Recruitment & Eligibility

Status: COMPLETED

Sex: All

Target Recruitment: 85

Inclusion Criteria

Not provided

Exclusion Criteria

Not provided

Study & Design

Study Type: INTERVENTIONAL

Study Design: PARALLEL

Arm && Interventions

Group	Intervention	Description
Arm I (atorvastatin calcium)	atorvastatin calcium	Patients receive oral atorvastatin once daily.
Arm I (atorvastatin calcium)	laboratory biomarker analysis	Patients receive oral atorvastatin once daily.
Arm II (sulindac)	sulindac	Patients receive oral sulindac twice daily.
Arm II (sulindac)	laboratory biomarker analysis	Patients receive oral sulindac twice daily.
Arm III (oligofructose-enriched inulin)	oligofructose-enriched inulin	Patients receive oral oligofructose-enriched inulin (Raftilose Synergy 1) twice daily.
Arm III (oligofructose-enriched inulin)	laboratory biomarker analysis	Patients receive oral oligofructose-enriched inulin (Raftilose Synergy 1) twice daily.
Arm IV (placebo)	placebo	Patients receive an oral placebo twice daily.
Arm IV (placebo)	laboratory biomarker analysis	Patients receive an oral placebo twice daily.

Primary Outcome Measures

Name	Time	Method
Percent Change in Number of Rectal Aberrant Cryptic Foci (ACF) as Measured by Magnification Chromoendoscopy	6 months	At the Pre-Intervention Evaluation, rectal ACF will be classified with respect to ACF number, crypt number, crypt size, tissue plane, staining intensity, and (optional) lumen shape for each subject. At the Post- Intervention Evaluation, these same parameters will be recorded and incident vs prevalent rectal ACF status will also be recorded. Compare each non-placebo arms versus the placebo arm to screen the three active study agents for possible phase III testing.

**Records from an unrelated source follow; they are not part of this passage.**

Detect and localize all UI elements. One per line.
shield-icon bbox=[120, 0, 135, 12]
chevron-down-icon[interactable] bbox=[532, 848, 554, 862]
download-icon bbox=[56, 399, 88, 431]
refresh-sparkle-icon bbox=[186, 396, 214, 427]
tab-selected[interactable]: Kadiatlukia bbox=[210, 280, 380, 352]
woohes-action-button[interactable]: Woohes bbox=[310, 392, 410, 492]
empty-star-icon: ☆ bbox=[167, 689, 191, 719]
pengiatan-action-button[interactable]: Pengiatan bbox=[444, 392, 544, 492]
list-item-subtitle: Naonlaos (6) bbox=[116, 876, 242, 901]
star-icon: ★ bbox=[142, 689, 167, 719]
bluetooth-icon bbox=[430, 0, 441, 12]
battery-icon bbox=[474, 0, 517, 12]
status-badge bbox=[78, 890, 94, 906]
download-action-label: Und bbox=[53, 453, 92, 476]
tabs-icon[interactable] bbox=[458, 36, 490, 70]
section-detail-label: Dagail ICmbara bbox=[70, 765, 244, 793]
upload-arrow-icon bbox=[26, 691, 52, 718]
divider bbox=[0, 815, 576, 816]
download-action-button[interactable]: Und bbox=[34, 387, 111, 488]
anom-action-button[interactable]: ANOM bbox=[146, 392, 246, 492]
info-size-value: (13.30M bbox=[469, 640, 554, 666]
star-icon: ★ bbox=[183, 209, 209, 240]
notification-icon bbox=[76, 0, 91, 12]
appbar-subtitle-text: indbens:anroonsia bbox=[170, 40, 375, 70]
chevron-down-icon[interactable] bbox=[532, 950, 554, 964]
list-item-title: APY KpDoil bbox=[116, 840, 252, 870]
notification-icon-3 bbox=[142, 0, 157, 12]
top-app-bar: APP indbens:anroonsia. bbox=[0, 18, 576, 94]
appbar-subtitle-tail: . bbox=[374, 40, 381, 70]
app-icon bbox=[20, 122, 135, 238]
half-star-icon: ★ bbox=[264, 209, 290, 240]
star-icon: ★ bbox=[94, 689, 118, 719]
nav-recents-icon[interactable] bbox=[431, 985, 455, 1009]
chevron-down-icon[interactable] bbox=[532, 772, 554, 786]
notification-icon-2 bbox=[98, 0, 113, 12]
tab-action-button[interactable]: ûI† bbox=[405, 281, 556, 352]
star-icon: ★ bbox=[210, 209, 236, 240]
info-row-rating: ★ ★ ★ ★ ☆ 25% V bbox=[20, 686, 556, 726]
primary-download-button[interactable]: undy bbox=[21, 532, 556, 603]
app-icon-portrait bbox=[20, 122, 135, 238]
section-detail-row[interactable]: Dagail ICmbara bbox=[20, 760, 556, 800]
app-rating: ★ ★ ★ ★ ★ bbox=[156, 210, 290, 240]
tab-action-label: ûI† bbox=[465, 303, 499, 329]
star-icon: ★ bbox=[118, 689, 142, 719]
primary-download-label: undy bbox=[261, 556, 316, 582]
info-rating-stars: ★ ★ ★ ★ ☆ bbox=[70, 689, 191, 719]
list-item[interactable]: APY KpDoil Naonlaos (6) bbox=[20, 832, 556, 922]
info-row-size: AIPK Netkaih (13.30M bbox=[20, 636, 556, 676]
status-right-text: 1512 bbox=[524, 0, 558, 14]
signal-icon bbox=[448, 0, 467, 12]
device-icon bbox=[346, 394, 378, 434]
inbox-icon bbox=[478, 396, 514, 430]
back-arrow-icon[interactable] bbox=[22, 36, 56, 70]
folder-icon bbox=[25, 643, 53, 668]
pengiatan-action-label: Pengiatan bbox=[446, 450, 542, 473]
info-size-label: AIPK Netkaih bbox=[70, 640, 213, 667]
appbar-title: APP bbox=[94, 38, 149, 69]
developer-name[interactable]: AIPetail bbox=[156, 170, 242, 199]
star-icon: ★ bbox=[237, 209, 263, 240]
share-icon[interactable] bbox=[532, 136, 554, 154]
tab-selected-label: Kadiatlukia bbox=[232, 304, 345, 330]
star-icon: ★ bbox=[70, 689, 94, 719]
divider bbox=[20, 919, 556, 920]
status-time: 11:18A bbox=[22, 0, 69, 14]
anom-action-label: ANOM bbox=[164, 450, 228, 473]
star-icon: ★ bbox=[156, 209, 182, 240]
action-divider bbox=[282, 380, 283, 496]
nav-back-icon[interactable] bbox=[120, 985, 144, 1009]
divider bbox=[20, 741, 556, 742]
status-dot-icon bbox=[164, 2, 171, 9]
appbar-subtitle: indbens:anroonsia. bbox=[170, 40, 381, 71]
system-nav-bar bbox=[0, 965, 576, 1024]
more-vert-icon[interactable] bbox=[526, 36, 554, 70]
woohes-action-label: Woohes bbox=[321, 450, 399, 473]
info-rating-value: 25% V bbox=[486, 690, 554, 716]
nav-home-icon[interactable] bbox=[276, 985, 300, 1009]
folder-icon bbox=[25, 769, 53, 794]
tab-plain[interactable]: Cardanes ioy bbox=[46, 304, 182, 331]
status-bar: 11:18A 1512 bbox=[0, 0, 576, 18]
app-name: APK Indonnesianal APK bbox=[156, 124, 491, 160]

Secondary Outcome Measures

Name	Time	Method
Effects on Proliferation (Ki67 Expression).	Up to 6 months	Tissue is examined by immunohistochemistry for Ki67. Measured by biopsy samples obtained from normal-appearing rectal mucosa at baseline and after completion of study treatment. Wilcoxon will be used to assess significant differences between the intervention arms.
Effects on Apoptosis (Caspase-3 Expression).	Up to 6 months	Tissue is examined by immunohistochemistry for cleaved caspase-3. Measured by biopsy samples obtained from normal-appearing rectal mucosa at baseline and after completion of study treatment. Wilcoxon will be used to assess significant differences between the intervention arms.
Adverse Events.	Up to 30 days after completion of study treatment	Defined as any unfavorable and unintended sign (including an abnormal laboratory finding), symptom, or disease temporally associated with participation in a study, whether or not related to that participation. Graded using the National Cancer Institute (NCI) Common Terminology Criteria for Adverse Events version 3.0. Number of adverse events per grade level.